Should You Buy Gold Bars or Coins?

Straight answer
Neither bars nor coins is universally better. Bars give you more metal per dollar because their premiums over spot are lower, which makes them the cheaper way to stack weight, but they are harder to split and slightly harder to resell. Coins cost a bit more over spot, yet they are more liquid, widely recognized, and easier to sell in small amounts. Choose by goal: if cost-efficiency matters most, lean bars; if flexibility and easy resale matter most, lean coins. Most people end up holding a mix.
“Bars or coins” feels like a fork in the road, but both are just physical gold in different shapes. The real question is what you want from the metal once you own it: the lowest cost per ounce, or the easiest path to selling a small piece later. Each form answers one of those better than the other.
The case for bars: more metal per dollar
A gold bar is the cost-efficient way to own metal. Because a bar is simpler to produce than a struck, detailed coin, dealers charge a smaller markup over the spot price, often a couple of percentage points less than a comparable coin. On larger sizes the gap widens further, so a 1 oz or 10 oz bar from an LBMA refiner like PAMP Suisse, Valcambi, or the Perth Mint puts more gold in your hands for the same outlay.
The trade-offs are divisibility and resale. A single 10 oz bar is one indivisible chunk; you cannot shave an ounce off it if you only need to raise a little cash. Bars from lesser-known refiners can also draw more scrutiny from buyers, who may want assay verification before paying. If your aim is to accumulate weight efficiently and you do not expect to sell in small pieces, bars usually win. We go deeper on sizes, refiners, and how to verify them in gold bars explained.

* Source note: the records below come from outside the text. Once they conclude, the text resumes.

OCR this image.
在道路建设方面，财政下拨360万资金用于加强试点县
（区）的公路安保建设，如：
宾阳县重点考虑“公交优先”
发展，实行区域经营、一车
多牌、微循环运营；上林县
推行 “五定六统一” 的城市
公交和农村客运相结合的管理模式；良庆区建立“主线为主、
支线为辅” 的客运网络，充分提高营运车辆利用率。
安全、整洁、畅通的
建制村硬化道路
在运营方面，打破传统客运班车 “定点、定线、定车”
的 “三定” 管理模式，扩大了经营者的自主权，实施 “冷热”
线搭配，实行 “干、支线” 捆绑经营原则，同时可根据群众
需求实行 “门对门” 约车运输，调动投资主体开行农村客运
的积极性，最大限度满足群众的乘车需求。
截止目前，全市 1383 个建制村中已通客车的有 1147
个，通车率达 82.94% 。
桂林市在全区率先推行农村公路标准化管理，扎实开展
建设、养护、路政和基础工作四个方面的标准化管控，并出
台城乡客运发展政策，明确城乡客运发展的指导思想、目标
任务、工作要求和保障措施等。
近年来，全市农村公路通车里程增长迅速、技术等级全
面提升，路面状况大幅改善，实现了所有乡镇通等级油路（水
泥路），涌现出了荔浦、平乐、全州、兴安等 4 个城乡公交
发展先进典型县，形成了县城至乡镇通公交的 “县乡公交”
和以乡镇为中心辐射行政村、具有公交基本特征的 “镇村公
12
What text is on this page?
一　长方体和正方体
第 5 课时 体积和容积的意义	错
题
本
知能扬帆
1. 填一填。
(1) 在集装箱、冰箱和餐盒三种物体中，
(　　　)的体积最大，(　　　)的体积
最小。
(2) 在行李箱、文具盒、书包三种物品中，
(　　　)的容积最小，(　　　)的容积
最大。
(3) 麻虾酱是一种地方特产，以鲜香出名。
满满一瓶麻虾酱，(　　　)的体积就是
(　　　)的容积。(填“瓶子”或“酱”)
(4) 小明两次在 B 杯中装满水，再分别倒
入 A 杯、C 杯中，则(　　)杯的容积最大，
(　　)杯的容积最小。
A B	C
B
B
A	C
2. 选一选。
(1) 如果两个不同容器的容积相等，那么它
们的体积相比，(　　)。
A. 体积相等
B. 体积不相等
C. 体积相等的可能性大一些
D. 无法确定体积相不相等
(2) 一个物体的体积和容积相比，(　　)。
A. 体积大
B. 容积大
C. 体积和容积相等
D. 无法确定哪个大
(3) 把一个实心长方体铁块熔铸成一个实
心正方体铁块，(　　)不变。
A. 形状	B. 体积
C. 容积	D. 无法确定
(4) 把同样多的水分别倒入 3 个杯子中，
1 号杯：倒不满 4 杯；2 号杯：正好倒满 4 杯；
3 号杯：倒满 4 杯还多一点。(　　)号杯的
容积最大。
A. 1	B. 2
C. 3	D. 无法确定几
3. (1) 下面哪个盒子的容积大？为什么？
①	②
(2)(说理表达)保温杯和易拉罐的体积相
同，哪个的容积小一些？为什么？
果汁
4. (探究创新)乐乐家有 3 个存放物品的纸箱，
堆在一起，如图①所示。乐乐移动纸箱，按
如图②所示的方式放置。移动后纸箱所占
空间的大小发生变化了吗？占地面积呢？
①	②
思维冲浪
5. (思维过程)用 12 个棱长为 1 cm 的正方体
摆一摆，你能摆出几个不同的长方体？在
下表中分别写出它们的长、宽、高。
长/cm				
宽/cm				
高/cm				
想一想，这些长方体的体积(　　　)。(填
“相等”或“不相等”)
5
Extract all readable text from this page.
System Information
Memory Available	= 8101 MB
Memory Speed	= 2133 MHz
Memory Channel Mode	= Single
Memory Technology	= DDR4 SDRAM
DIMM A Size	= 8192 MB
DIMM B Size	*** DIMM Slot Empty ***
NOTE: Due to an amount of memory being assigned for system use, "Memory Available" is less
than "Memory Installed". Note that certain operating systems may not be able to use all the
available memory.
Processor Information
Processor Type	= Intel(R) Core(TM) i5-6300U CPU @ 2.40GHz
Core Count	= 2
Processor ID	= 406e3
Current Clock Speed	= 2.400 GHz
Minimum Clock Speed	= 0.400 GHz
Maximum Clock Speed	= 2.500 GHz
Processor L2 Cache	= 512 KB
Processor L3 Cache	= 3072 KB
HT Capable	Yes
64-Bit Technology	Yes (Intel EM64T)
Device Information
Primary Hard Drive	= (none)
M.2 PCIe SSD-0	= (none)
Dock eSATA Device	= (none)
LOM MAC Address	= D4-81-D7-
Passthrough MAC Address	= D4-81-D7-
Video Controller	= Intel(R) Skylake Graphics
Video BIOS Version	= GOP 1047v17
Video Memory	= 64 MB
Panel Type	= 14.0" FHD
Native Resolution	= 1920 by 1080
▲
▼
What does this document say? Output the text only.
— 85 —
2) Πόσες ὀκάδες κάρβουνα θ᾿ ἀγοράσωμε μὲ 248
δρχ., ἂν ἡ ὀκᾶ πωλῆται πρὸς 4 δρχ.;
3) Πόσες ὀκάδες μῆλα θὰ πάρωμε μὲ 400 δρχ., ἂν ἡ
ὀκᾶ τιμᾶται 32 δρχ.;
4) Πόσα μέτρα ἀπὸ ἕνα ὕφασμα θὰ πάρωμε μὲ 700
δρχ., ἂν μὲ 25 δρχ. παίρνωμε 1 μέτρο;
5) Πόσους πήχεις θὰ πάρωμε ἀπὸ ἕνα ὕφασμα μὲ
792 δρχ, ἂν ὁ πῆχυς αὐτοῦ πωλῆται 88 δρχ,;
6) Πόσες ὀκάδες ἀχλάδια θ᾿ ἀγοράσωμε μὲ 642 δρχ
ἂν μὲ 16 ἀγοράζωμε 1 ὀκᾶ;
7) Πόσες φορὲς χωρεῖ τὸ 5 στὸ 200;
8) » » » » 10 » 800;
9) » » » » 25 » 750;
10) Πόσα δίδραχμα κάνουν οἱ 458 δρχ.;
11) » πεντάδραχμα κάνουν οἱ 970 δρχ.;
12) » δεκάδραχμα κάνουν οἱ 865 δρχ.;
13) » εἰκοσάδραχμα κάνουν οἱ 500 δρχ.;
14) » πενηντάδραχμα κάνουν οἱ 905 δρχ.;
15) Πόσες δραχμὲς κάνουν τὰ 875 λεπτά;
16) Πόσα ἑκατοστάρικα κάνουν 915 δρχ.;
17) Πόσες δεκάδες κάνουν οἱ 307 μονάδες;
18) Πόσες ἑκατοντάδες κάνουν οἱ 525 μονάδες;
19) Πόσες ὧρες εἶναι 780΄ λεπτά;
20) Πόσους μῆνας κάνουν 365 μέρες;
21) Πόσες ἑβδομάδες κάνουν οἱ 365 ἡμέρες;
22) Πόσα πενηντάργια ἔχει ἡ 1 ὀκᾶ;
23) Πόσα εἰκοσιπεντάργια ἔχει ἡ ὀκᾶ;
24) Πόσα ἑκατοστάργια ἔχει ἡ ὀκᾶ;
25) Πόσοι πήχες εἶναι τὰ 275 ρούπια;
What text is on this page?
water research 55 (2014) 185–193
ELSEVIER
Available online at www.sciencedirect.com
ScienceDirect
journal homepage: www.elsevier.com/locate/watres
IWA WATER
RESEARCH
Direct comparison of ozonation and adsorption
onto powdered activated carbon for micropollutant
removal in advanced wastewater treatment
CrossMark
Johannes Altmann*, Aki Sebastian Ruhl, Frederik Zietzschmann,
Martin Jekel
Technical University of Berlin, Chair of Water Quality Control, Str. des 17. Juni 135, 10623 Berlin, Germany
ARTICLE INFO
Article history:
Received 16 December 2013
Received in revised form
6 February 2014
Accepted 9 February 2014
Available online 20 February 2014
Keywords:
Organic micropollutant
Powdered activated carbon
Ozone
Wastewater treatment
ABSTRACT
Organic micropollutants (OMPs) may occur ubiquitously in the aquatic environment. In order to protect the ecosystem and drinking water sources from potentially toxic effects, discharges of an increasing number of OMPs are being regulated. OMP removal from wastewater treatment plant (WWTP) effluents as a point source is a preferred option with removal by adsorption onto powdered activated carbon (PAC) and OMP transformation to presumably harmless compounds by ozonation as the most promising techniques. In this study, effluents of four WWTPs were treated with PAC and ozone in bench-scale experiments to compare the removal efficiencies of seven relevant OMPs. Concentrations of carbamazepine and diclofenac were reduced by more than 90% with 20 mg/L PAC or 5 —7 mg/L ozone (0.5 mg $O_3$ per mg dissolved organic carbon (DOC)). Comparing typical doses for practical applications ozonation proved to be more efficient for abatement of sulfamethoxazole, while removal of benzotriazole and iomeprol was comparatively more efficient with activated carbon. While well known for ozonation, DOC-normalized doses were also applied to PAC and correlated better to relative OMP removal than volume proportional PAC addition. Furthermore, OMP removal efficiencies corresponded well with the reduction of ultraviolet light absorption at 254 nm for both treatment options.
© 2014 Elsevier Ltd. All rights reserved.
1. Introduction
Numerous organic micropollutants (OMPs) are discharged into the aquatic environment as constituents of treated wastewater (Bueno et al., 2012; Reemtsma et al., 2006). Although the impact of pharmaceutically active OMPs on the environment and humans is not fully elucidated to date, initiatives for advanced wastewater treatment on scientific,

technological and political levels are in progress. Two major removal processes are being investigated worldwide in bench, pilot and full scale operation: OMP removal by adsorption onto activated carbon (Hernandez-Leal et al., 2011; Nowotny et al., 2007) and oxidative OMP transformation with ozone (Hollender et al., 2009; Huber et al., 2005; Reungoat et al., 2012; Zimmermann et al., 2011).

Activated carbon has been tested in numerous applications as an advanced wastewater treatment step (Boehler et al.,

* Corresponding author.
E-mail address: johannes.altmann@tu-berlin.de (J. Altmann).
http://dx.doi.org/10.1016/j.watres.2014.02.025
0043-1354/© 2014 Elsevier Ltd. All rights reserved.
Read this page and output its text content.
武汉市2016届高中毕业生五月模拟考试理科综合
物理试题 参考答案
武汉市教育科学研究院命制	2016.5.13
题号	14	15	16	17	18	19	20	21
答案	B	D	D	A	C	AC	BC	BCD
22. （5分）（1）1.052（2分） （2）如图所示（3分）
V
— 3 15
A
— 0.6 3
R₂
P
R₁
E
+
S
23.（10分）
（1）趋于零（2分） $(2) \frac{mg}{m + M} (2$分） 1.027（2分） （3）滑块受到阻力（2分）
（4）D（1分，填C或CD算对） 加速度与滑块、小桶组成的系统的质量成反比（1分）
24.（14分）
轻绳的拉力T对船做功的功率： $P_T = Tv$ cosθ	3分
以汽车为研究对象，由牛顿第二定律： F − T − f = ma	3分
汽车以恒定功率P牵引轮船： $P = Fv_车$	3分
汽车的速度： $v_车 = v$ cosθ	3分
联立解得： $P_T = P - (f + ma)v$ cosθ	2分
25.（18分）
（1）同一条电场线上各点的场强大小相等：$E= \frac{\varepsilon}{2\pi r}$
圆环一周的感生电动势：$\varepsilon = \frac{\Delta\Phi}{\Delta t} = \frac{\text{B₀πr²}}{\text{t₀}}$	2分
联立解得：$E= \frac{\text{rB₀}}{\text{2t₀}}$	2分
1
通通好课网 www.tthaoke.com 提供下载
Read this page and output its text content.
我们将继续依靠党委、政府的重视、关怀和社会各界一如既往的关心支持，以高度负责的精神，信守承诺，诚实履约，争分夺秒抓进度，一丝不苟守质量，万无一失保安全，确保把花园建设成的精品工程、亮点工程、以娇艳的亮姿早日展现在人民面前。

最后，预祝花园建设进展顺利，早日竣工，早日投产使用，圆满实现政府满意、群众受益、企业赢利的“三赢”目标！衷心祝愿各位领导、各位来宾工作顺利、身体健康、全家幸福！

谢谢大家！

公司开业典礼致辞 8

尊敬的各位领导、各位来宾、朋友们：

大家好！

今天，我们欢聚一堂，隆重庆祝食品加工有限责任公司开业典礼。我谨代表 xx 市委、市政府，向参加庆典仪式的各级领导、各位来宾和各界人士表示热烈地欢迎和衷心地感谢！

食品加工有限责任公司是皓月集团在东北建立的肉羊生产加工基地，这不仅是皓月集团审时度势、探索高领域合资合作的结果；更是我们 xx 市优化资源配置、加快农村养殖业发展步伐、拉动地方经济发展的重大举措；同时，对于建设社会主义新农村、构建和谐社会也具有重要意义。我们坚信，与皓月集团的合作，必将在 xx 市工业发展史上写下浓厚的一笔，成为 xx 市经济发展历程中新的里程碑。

The case for coins: liquidity and recognition
Sovereign bullion coins, the American Gold Eagle, Canadian Maple Leaf, Krugerrand, Buffalo, and Britannia, are the more flexible form. They are minted by governments, carry a recognized weight and purity, and trade everywhere, so almost any dealer will buy them back with little fuss. That recognition is what you pay for: coin premiums typically run about 3% to 8% over spot, a touch higher than bars.
What you get for that premium is liquidity and granularity. A 1 oz coin is easy to sell on its own, and fractional coins, half, quarter, and tenth ounce, let you raise small amounts without unloading a large position. In a private sale or a pinch, a familiar coin is simply easier to move than an unfamiliar bar. If you value easy, piece-by-piece selling and broad acceptance, coins are the better tool. See gold coins explained for the main coins and how their premiums compare.
How to decide
The deciding factor is rarely the metal itself, since gold is gold; it is how you expect to use it. Cost-efficiency and accumulation point to bars. Flexibility, liquidity, and small-lot selling point to coins. Premiums are the number that captures the difference, so it helps to understand how they work before you buy, which we cover in gold premiums over spot.
What most people do: a mix
In practice the choice is not all-or-nothing. A common approach is to hold the bulk of your weight in bars for cost-efficiency and keep a portion in recognizable coins, including some fractional pieces, for liquidity and flexible selling. That blend lets you accumulate cheaply while keeping an easy-to-sell reserve. For the full landscape, including rounds and how each form fits together, start with the forms of physical gold, and for the bigger picture of buying, storing, and selling, see our hub on how to buy gold. This is general education, not personal financial advice.
Are gold bars or coins a better investment?
Neither is better for everyone. Bars carry lower premiums, so they give you more metal per dollar and suit cost-efficient accumulation, but they are harder to divide and resell. Coins cost a bit more over spot yet are more liquid, recognizable, and easier to sell in small amounts. Choose bars for cost-efficiency and coins for flexibility, and many buyers hold both.
Why are coins more expensive than bars?
Coins are struck with detailed designs, security features, and a sovereign mint’s guarantee of weight and purity, all of which cost more to produce than a plain bar. That recognition and quality control is what buyers pay the extra premium for, typically about 3% to 8% over spot for gold coins versus a lower markup on comparable bars. The upside of that premium is broad acceptance and easier resale.
Are gold bars harder to sell than coins?
Usually a little, yes. Sovereign coins are recognized worldwide, so almost any dealer buys them back with minimal checking. Bars, especially from less-known refiners or in larger sizes, may prompt a buyer to verify the assay first, and a large bar cannot be split if you only want to sell part of it. Sticking to bars from major LBMA refiners and keeping some coins for small sales reduces that friction.